In their study, Castel et al. attempt to compare the unifactorial predictive value of histone 3.1 and 3.3 mutational status to previously published classifications, including ACVR1 mutation status and the multifactorial DIPG risk score, which is based on three clinical variables (age at diagnosis, interval between onset of symptoms and diagnosis and use of adjuvant chemotherapy in addition to radiotherapy), and one radiological variable (presence of a ring enhancement on MRI) [1, 3]. The authors state “None of these risk factors was a stronger predictor for survival than the histone H3 mutation type, which remained following multivariate analysis (p value <0.0001).” We would debate whether this can be concluded from this French cohort study.

First, Castel et al. did not validate this statement by means of a comparable cohort of DIPG patients: their prediction model was developed in a selected group of 96 DIPG patients, of whom 91 were available for analysis and 79 (86 %) had either a histone 3.1 or 3.3 mutation. 12 patients harboring a wild-type histone 3 or other histone mutation were a priori removed from the analysis, although they were diagnosed with a clinically and radiologically typical DIPG, which to date is the most widely accepted definition of the disease. Additionally, patients with a symptom duration of more than 3 months were excluded. In our prediction model, however, these patients were included, provided a typical DIPG was observed on MRI. Whether “onset of symptoms” and the exact cutoff as a diagnostic criterion to define DIPG as typical or atypical is still a subject of debate. To allow a valid comparison with the DIPG risk score, Castel et al. should at least have included the whole cohort of 91 DIPG patients.

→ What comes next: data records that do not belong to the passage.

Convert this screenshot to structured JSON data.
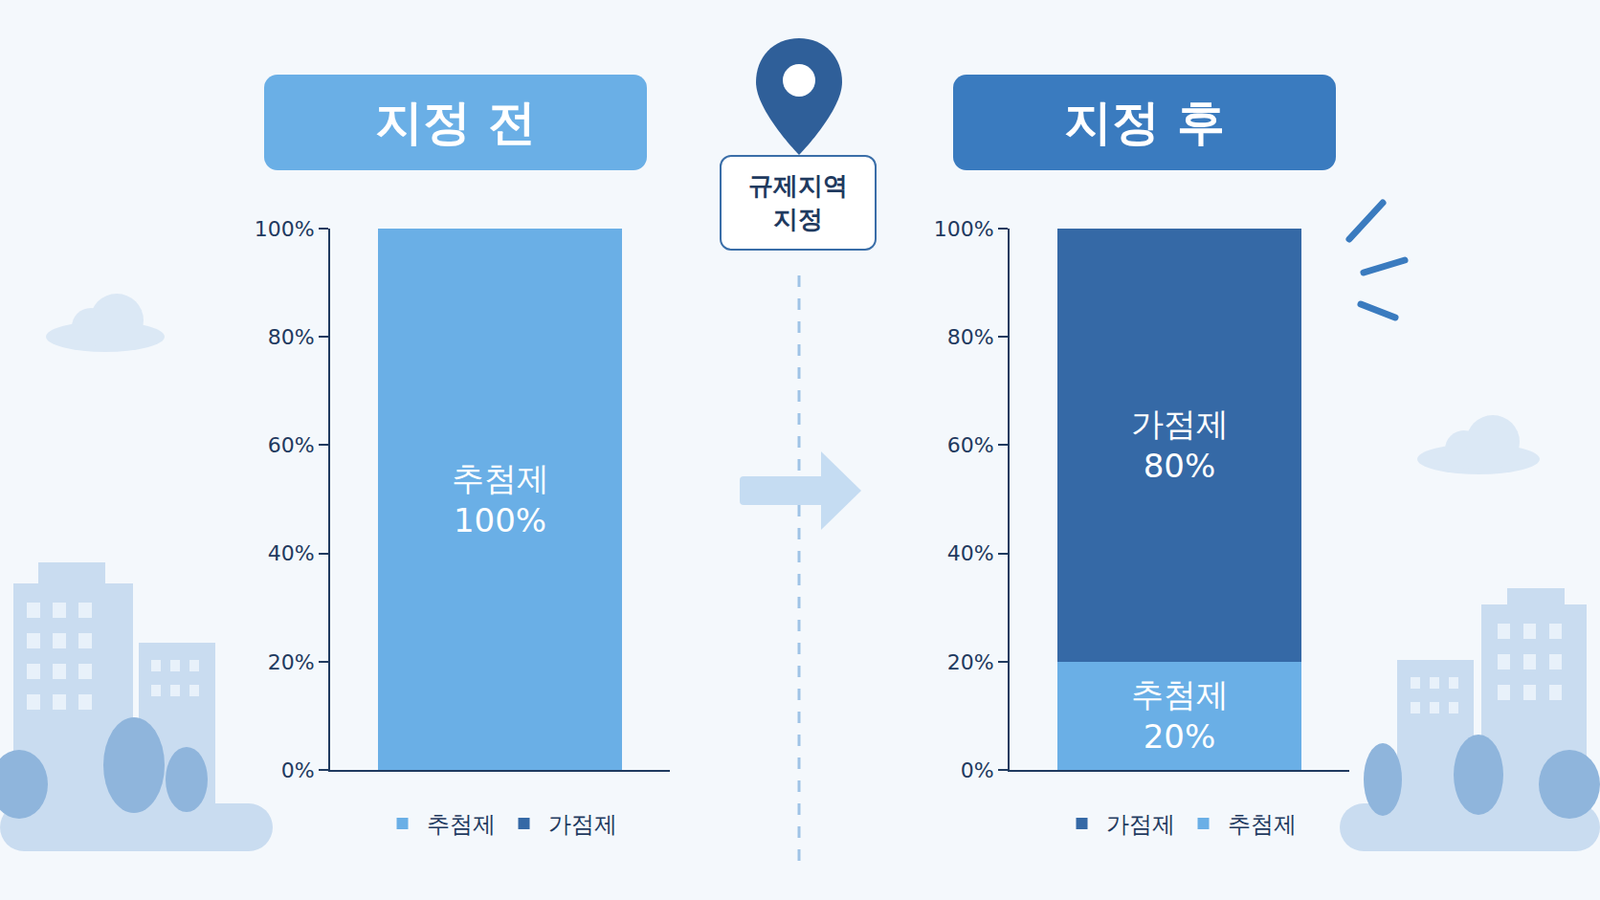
{
  "annotations": [
    "규제지역 지정"
  ],
  "chart_data": [
    {
      "type": "bar",
      "title": "지정 전",
      "stacked": true,
      "data_labels": true,
      "legend": "bottom",
      "categories": [
        null
      ],
      "ylim": [
        0,
        100
      ],
      "yticks": [
        {
          "value": 0,
          "label": "0%"
        },
        {
          "value": 20,
          "label": "20%"
        },
        {
          "value": 40,
          "label": "40%"
        },
        {
          "value": 60,
          "label": "60%"
        },
        {
          "value": 80,
          "label": "80%"
        },
        {
          "value": 100,
          "label": "100%"
        }
      ],
      "series": [
        {
          "name": "추첨제",
          "color": "#6aafe6",
          "values": [
            100
          ],
          "value_labels": [
            "100%"
          ]
        },
        {
          "name": "가점제",
          "color": "#3569a6",
          "values": [
            0
          ],
          "value_labels": [
            null
          ]
        }
      ]
    },
    {
      "type": "bar",
      "title": "지정 후",
      "stacked": true,
      "data_labels": true,
      "legend": "bottom",
      "categories": [
        null
      ],
      "ylim": [
        0,
        100
      ],
      "yticks": [
        {
          "value": 0,
          "label": "0%"
        },
        {
          "value": 20,
          "label": "20%"
        },
        {
          "value": 40,
          "label": "40%"
        },
        {
          "value": 60,
          "label": "60%"
        },
        {
          "value": 80,
          "label": "80%"
        },
        {
          "value": 100,
          "label": "100%"
        }
      ],
      "series": [
        {
          "name": "가점제",
          "color": "#3569a6",
          "values": [
            80
          ],
          "value_labels": [
            "80%"
          ]
        },
        {
          "name": "추첨제",
          "color": "#6aafe6",
          "values": [
            20
          ],
          "value_labels": [
            "20%"
          ]
        }
      ]
    }
  ]
}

Second, the authors validate their model in a small external cohort containing only 43 patients, and do not separately compare the performance of their predictor (mutation status) with the performance of the DIPG risk score in this validation cohort. Performance testing in a small external cohort may lead to uninformative results because much larger sample sizes are needed to detect differences in external validation cohorts [4]. Further, by their method an appropriate comparison of the predictive performance between their predictor and the DIPG risk score is not done and can therefore not generate reliable conclusions.

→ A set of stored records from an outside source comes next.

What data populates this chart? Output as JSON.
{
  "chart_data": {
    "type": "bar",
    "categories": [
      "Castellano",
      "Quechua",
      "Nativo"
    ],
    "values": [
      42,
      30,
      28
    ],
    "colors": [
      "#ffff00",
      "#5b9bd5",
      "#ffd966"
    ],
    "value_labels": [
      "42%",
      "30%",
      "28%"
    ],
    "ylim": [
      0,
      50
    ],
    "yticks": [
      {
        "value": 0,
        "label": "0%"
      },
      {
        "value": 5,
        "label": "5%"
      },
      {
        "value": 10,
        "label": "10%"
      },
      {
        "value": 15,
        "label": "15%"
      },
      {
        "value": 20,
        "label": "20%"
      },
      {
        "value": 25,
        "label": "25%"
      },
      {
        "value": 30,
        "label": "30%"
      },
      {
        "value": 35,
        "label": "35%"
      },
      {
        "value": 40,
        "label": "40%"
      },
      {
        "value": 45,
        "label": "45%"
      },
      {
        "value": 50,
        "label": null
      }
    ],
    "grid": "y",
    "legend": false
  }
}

Third, we would like to point out that the DIPG risk score model actually performs quite well in the French cohort. Figure S7a from the manuscript shows the Kaplan–Meier curves of the DIPG risk groups. Although we question if 60 patients is enough for a decent validation, the Kaplan–Meier curves based on risk score interval are comparable to the curves published from the original study cohort; both show an increasing overall survival time with decreasing risk scores. The difference between the risk groups is not statistically significant, but this can be explained by the very low number of patients in the standard risk group (n = 5).

Finally, we underline that the authors have provided an important, and apparently strong new variable for future multifactorial prediction modeling. However, applicability is an issue as in contrast to the routinely usable DIPG risk score (which is based on clinical and radiological characteristics), histone mutation status requires a biopsy which to date is, unfortunately, not routinely performed in most countries.

The challenge in prediction modelling is to find the optimal combination of variables that best reflect the influence on survival. Given the strong predictive value of histone mutation status and the good performance of the DIPG risk score model, we recommend that these predictors are applied together in a new large validation cohort to determine their combined value. Currently, the DIPG risk score prediction model is validated in a large cohort from the US, Canada and Australia.